Nelle aziende spesso si trovano molti talenti, ma altrettanto sovente i risultati economici non sono la somma delle capacità delle singole persone. Ciò dipende da diversi fattori.
E’ naturale per i leader cercare di sfruttare al meglio i propri punti di forza. Le imprese, i manager e i singoli lavoratori tendono a concentrarsi su ciò che sanno fare al meglio. Spesso queste doti si trasformano in un boomerang. Essere troppo forti, troppo gentili, troppo pignoli, distoglie l’attenzione rispetto ad una visione d’insieme e limita l’azione a ciò che è più vicino a noi in quel momento.

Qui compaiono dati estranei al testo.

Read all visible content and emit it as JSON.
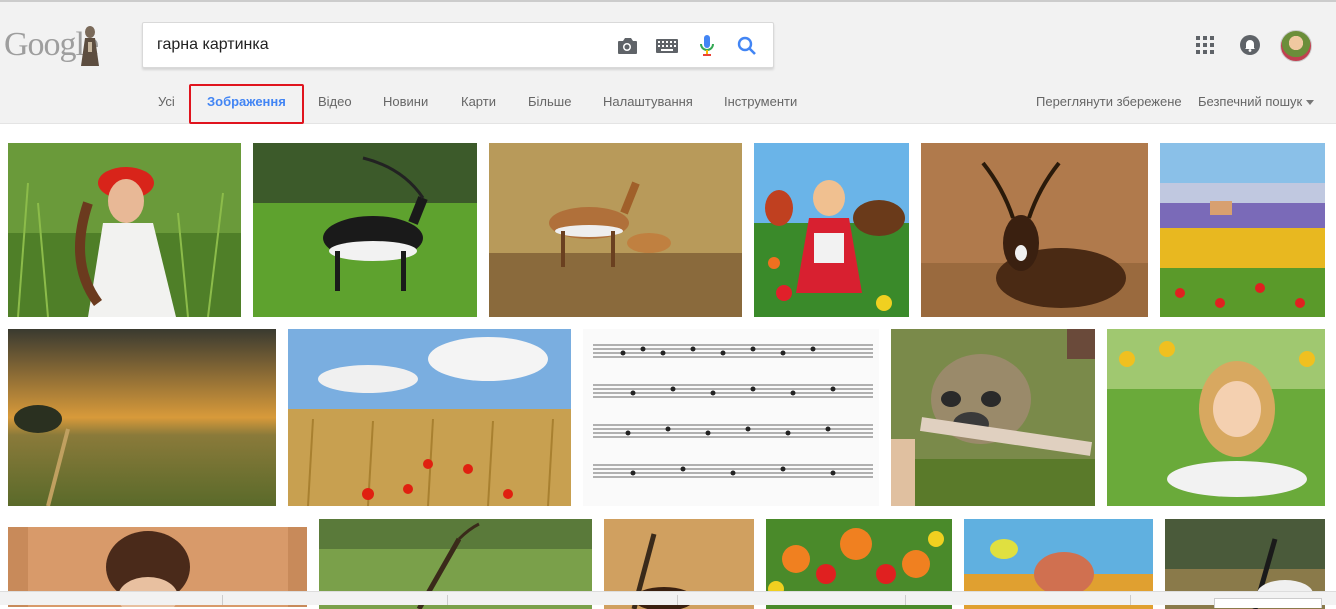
{
  "search": {
    "query": "гарна картинка"
  },
  "logo": {
    "text": "Google"
  },
  "tabs": [
    {
      "label": "Усі"
    },
    {
      "label": "Зображення"
    },
    {
      "label": "Відео"
    },
    {
      "label": "Новини"
    },
    {
      "label": "Карти"
    },
    {
      "label": "Більше"
    },
    {
      "label": "Налаштування"
    },
    {
      "label": "Інструменти"
    }
  ],
  "right_links": {
    "saved": "Переглянути збережене",
    "safe_search": "Безпечний пошук"
  },
  "colors": {
    "accent": "#4285f4",
    "highlight": "#e0141e"
  },
  "icons": [
    "camera-icon",
    "keyboard-icon",
    "mic-icon",
    "search-icon",
    "apps-icon",
    "notifications-icon",
    "avatar"
  ]
}
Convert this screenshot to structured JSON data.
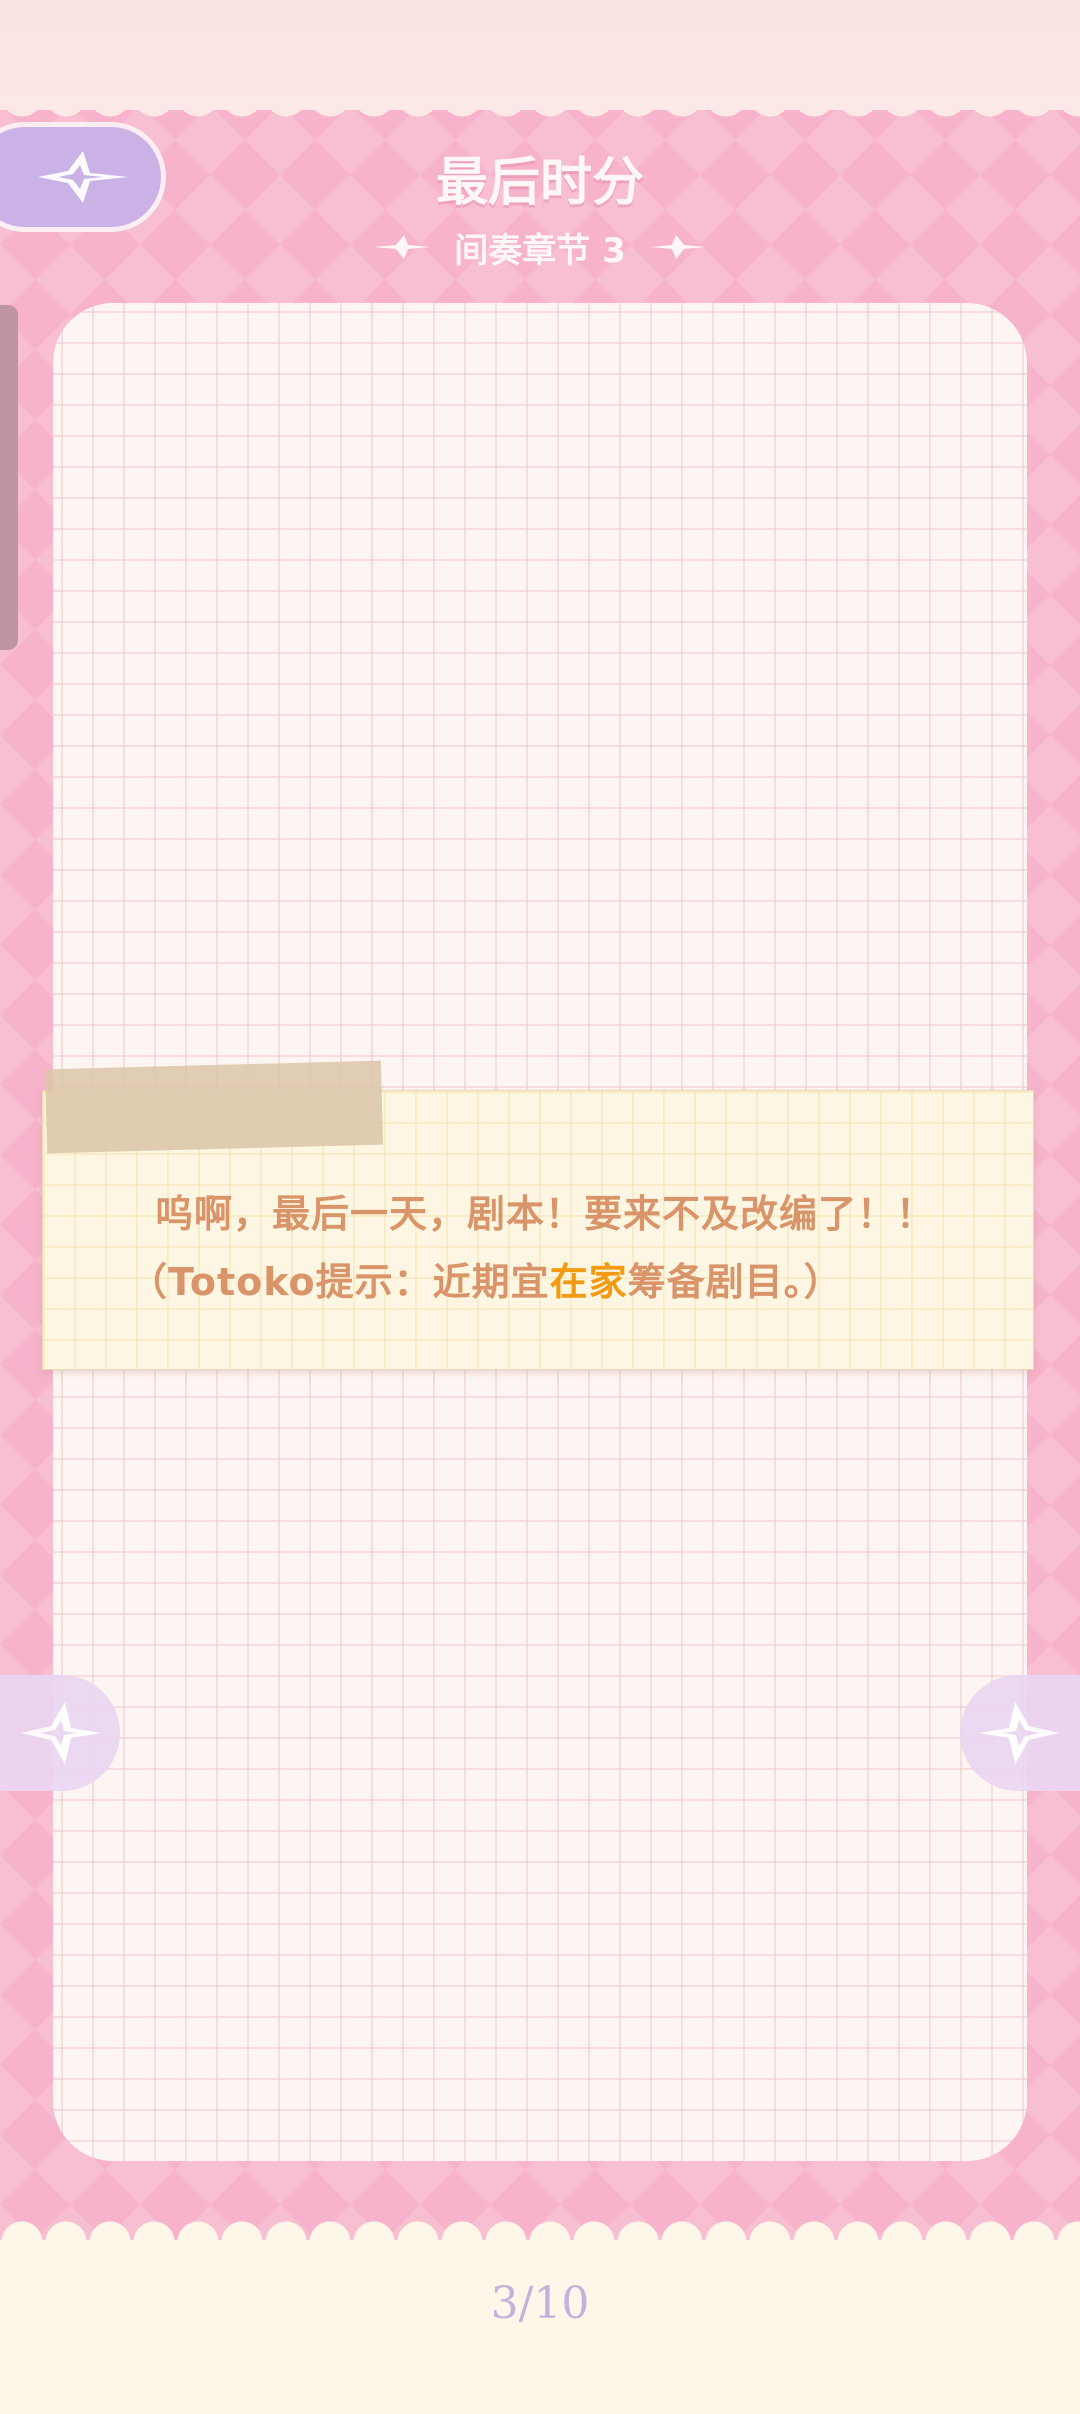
{
  "header": {
    "title": "最后时分",
    "subtitle": "间奏章节 3"
  },
  "icons": {
    "back": "sparkle-back-icon",
    "prev": "sparkle-left-arrow-icon",
    "next": "sparkle-right-arrow-icon"
  },
  "note": {
    "line1": "呜啊，最后一天，剧本！要来不及改编了！！",
    "line2_prefix": "（Totoko提示：近期宜",
    "line2_highlight": "在家",
    "line2_suffix": "筹备剧目。）"
  },
  "pager": {
    "label": "3/10"
  },
  "colors": {
    "background_pink": "#f7b3cb",
    "note_text": "#d9946a",
    "highlight": "#f29b12",
    "counter": "#c2b3dd",
    "back_button": "#cbb2e6"
  }
}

In ambito aziendale l’esempio più evidente è quello del manager chiamato a ridurre i costi e massimizzare i profitti, che per ottenere i risultati che l’azienda gli ha affidato è disposto a sacrificare non solo le inefficienze e le sacche di disorganizzazione presenti, ma anche ciò che di buono esiste per poterne trarre un beneficio immediato. Questo “eccesso di zelo”, se così lo possiamo chiamare, è il tipico esempio di assenza di visione di lungo periodo. Spesso queste situazioni si verificano quando i leader esagerano nell’applicare al meglio le proprie doti e competenze, superando in modo pericoloso il limite dettato dal buon senso.
Molti leader sono persone estremamente intelligenti, capaci di ridurre a modelli di facile interpretazione ciò che accade dei propri settori di riferimento e di creare così nuove soluzioni molto efficaci per i propri business, ma allo stesso tempo sono queste stesse persone ad aver generato una delle peggiori crisi finanziarie degli ultimi decenni. Spesso perché si è dato più peso alla furbizia che al buon senso.

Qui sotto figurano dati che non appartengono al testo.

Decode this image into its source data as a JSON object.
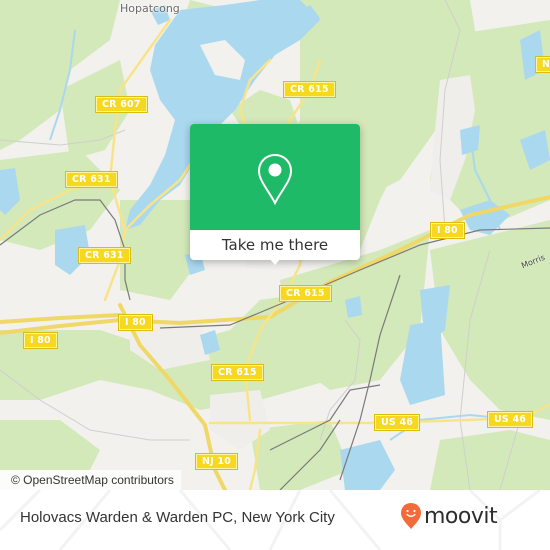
{
  "map": {
    "provider": "OpenStreetMap",
    "colors": {
      "land": "#f2f1ee",
      "forest": "#d3e9b9",
      "water": "#aad8ef",
      "road_major": "#f6e27a",
      "rail": "#777777",
      "shield_fill": "#f6d81f"
    },
    "place_labels": [
      {
        "name": "Hopatcong"
      }
    ],
    "water_labels": [
      {
        "name": "Morris"
      }
    ],
    "road_shields": [
      {
        "label": "CR 607"
      },
      {
        "label": "CR 615"
      },
      {
        "label": "CR 631"
      },
      {
        "label": "CR 631"
      },
      {
        "label": "I 80"
      },
      {
        "label": "I 80"
      },
      {
        "label": "I 80"
      },
      {
        "label": "CR 615"
      },
      {
        "label": "CR 615"
      },
      {
        "label": "US 46"
      },
      {
        "label": "US 46"
      },
      {
        "label": "NJ 10"
      },
      {
        "label": "N"
      }
    ],
    "attribution": "© OpenStreetMap contributors"
  },
  "popup": {
    "icon": "map-pin-icon",
    "cta_label": "Take me there",
    "accent_color": "#1fba67"
  },
  "footer": {
    "place_title": "Holovacs Warden & Warden PC, New York City",
    "brand": "moovit",
    "brand_color": "#f26b3a"
  }
}
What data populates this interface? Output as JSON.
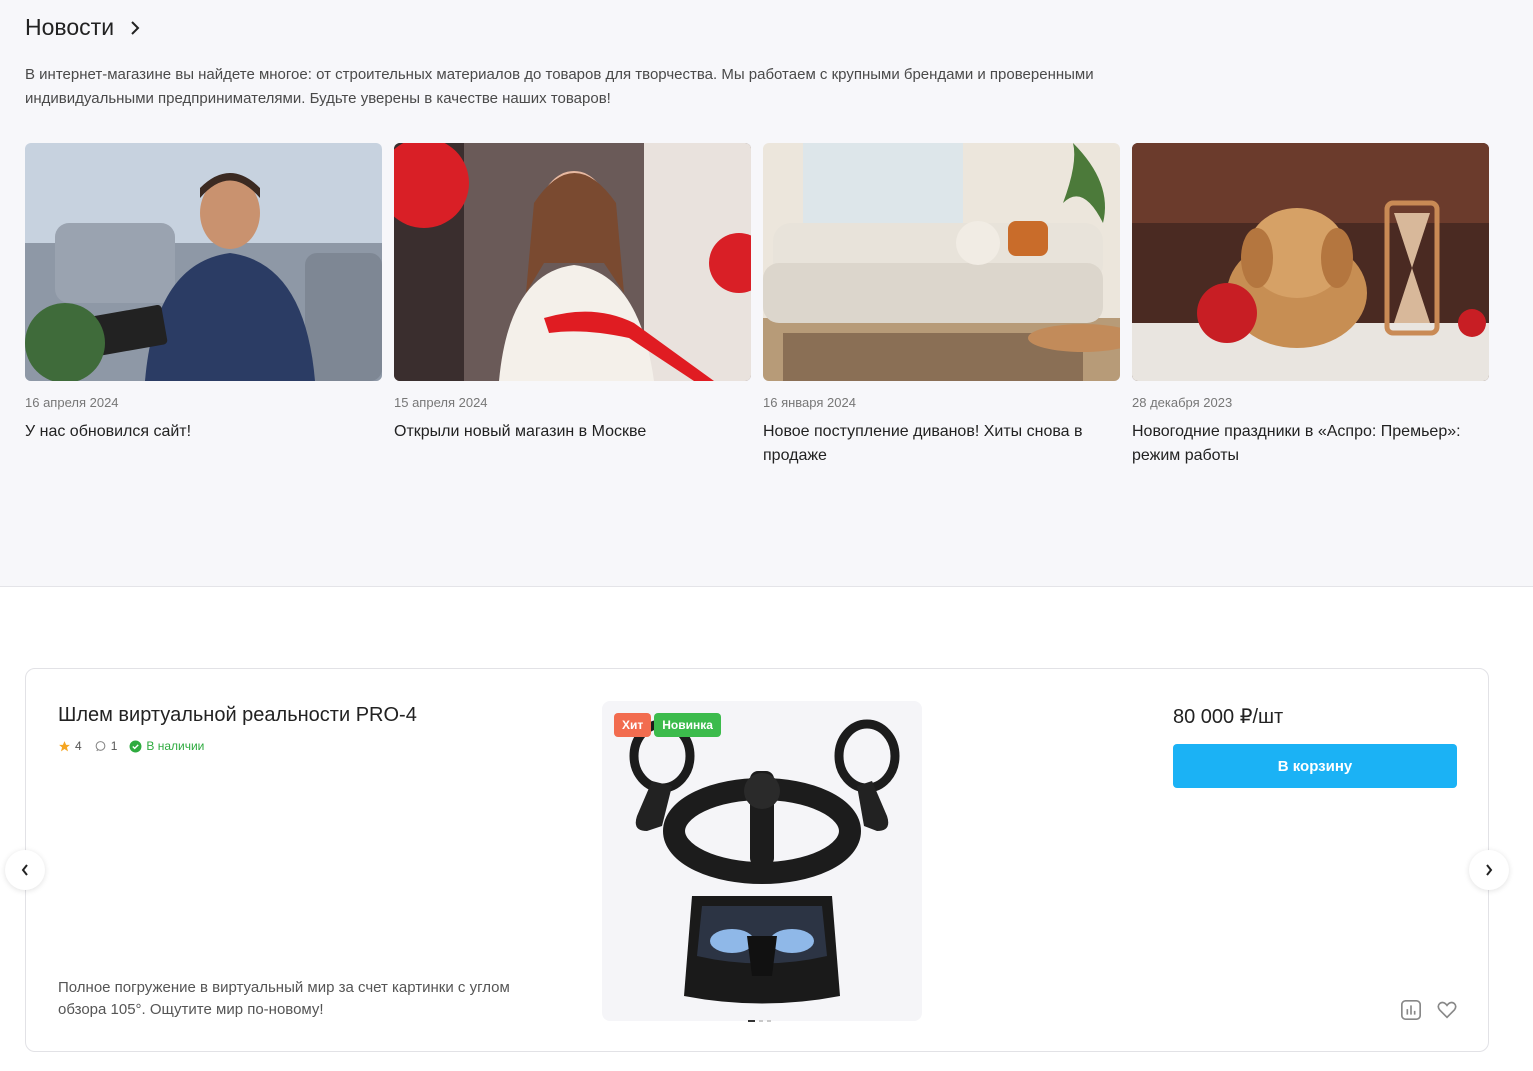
{
  "news": {
    "title": "Новости",
    "description": "В интернет-магазине вы найдете многое: от строительных материалов до товаров для творчества. Мы работаем с крупными брендами и проверенными индивидуальными предпринимателями. Будьте уверены в качестве наших товаров!",
    "items": [
      {
        "date": "16 апреля 2024",
        "title": "У нас обновился сайт!"
      },
      {
        "date": "15 апреля 2024",
        "title": "Открыли новый магазин в Москве"
      },
      {
        "date": "16 января 2024",
        "title": "Новое поступление диванов! Хиты снова в продаже"
      },
      {
        "date": "28 декабря 2023",
        "title": "Новогодние праздники в «Аспро: Премьер»: режим работы"
      }
    ]
  },
  "product": {
    "name": "Шлем виртуальной реальности PRO-4",
    "rating": "4",
    "reviews": "1",
    "stock": "В наличии",
    "description": "Полное погружение в виртуальный мир за счет картинки с углом обзора 105°. Ощутите мир по-новому!",
    "badges": {
      "hit": "Хит",
      "new": "Новинка"
    },
    "price": "80 000 ₽/шт",
    "cart_label": "В корзину"
  },
  "carousel": {
    "prev": "‹",
    "next": "›"
  },
  "colors": {
    "accent": "#1bb2f5",
    "hit": "#f26c4f",
    "new": "#3cbb4c",
    "stock": "#2eab3f"
  }
}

In pratica anche qualora ci siano eccellenti doti (di leadership, economiche, matematiche, ecc…) l’assenza di giudizio e visione può essere uno dei più grandi problemi che le aziende devono affrontare quando ingaggiano un grande manager.
Il giudizio è sicuramente difficile da misurare a priori ed è su questo punto che si svilupperanno le sfide più importanti dei prossimi anni.